“ARGUE FOR YOUR LIMITATIONS, AND SURE ENOUGH, THEY’RE YOURS.”
In 1892 FM Alexander, a reciter of Shakespeare and humorous tales, kept losing his voice. Doctors could not help, but eventually he figured out what he was doing to cause his problem. He also figured a way out of his dilemma, and eventually how to teach this way out to others.
As human beings we are a complex combination of reflexes and habits that allow us to function with very little conscious thought. As children, in general, we move freely and with grace. When we grow older we learn to sit in hard chairs, in straight lines, for hours on end and many other unnatural, difficult acts. These acts become habitual and although most of us survive childhood without too much trouble, for many of us, as we grow older, these adjustments start to catch up to us. As we sit at the computer for endless hours, or practice the flute, dance, or run a jackhammer these unnatural habits start to cause discomfort. Low back pain is the most common cause of job-related disability and a leading contributor to missed work. Back pain is the second most common neurological ailment in the United States — only headache is more common. Repetitive Strain Injuries such as carpal tunnel syndrome are another result of poor use of our bodies, and are extremely common.

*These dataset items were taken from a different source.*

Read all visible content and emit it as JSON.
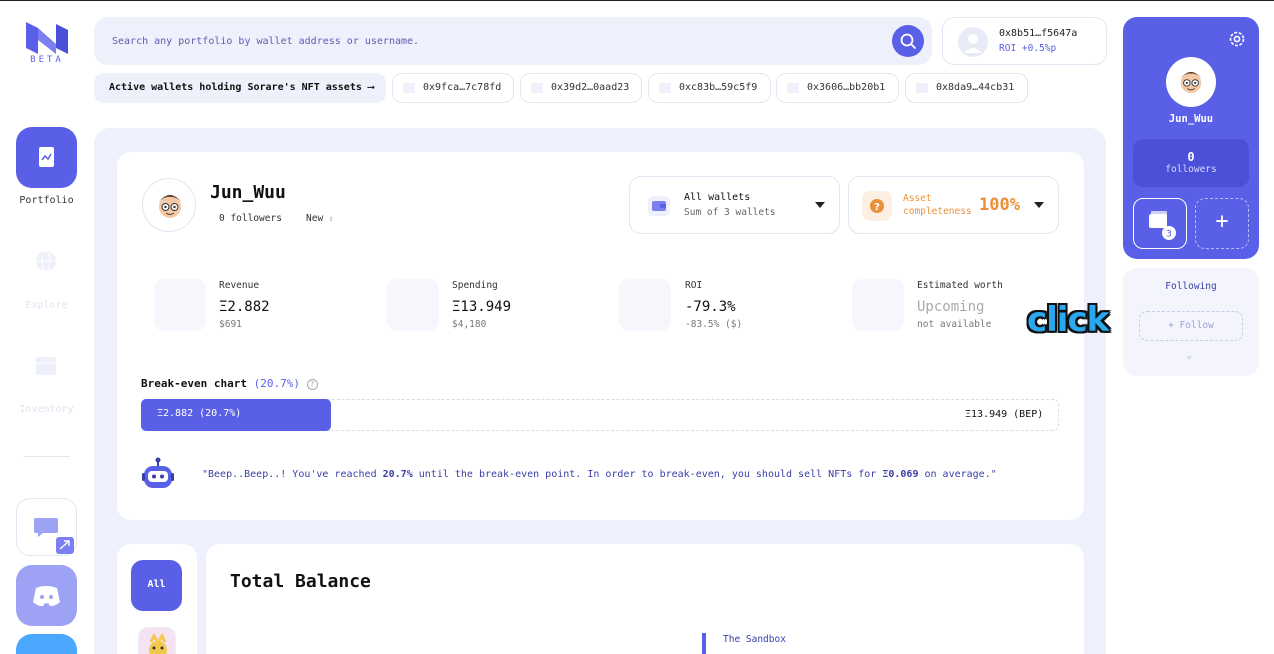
{
  "logo": {
    "badge": "BETA"
  },
  "search": {
    "placeholder": "Search any portfolio by wallet address or username."
  },
  "header_wallet": {
    "address": "0x8b51…f5647a",
    "roi": "ROI +0.5%p"
  },
  "active_wallets": {
    "label": "Active wallets holding Sorare's NFT assets ⟶",
    "wallets": [
      "0x9fca…7c78fd",
      "0x39d2…0aad23",
      "0xc83b…59c5f9",
      "0x3606…bb20b1",
      "0x8da9…44cb31"
    ]
  },
  "nav": {
    "portfolio": "Portfolio",
    "explore": "Explore",
    "inventory": "Inventory"
  },
  "profile": {
    "name": "Jun_Wuu",
    "followers": "0 followers",
    "sort": "New"
  },
  "wallet_select": {
    "title": "All wallets",
    "subtitle": "Sum of 3 wallets"
  },
  "completeness": {
    "label": "Asset completeness",
    "value": "100%"
  },
  "stats": [
    {
      "label": "Revenue",
      "value": "Ξ2.882",
      "sub": "$691"
    },
    {
      "label": "Spending",
      "value": "Ξ13.949",
      "sub": "$4,180"
    },
    {
      "label": "ROI",
      "value": "-79.3%",
      "sub": "-83.5% ($)"
    },
    {
      "label": "Estimated worth",
      "value": "Upcoming",
      "sub": "not available"
    }
  ],
  "breakeven": {
    "title": "Break-even chart",
    "pct_label": "(20.7%)",
    "progress": 0.207,
    "fill_label": "Ξ2.882 (20.7%)",
    "end_label": "Ξ13.949 (BEP)"
  },
  "bot_message": {
    "part1": "\"Beep..Beep..! You've reached ",
    "pct": "20.7%",
    "part2": " until the break-even point. In order to break-even, you should sell NFTs for ",
    "avg": "Ξ0.069",
    "part3": " on average.\""
  },
  "filters": {
    "all": "All"
  },
  "balance": {
    "title": "Total Balance",
    "legend_first": "The Sandbox"
  },
  "right_panel": {
    "name": "Jun_Wuu",
    "followers_count": "0",
    "followers_label": "followers",
    "wallet_count": "3"
  },
  "following_panel": {
    "title": "Following",
    "follow_label": "+  Follow"
  },
  "overlay": {
    "click_text": "click"
  },
  "colors": {
    "accent": "#5a5fe8",
    "orange": "#e8913a",
    "overlay_blue": "#29a8ef"
  }
}
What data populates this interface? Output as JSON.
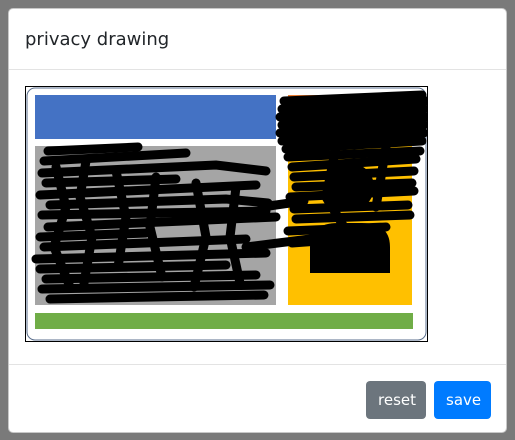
{
  "modal": {
    "title": "privacy drawing"
  },
  "footer": {
    "reset_label": "reset",
    "save_label": "save"
  },
  "colors": {
    "reset_button": "#6c757d",
    "save_button": "#007bff",
    "card_header_bar": "#4472c4",
    "card_photo_panel": "#ffc000",
    "card_orange_strip": "#ed7d31",
    "card_text_panel": "#a5a5a5",
    "card_footer_bar": "#70ad47",
    "redaction_scribble": "#000000"
  },
  "canvas": {
    "content": "id-card-template-with-redaction-scribbles"
  }
}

Alexander’s observations about habit and reflexes work as well with back pain and Repetitive Strain Injuries as they did with his hoarseness. In a series of lessons, generally individual lessons, but sometimes in groups, students of the Alexander Technique learn to observe and change harmful habits without adopting new bad habits. “Sit up straight, you’ll feel better” never worked because we kept trying to replace one unnatural position with another. With the Alexander Technique we learn ways of sitting, standing and walking that are not harmful, and we learn observation skills that allow us to cut off new problems before they occur.
Lessons are typically 45 min long, and in this time we work on simple repetitive tasks, mainly getting in and out of a chair, and walking. Then some time is spent lying on the table with books under our head where we get some idea of the different possibilities of body movement and structure that are available to us. Later on we sometimes work with specific tasks a person is having trouble with, but typically this would be after the student has a firm grounding in the technique.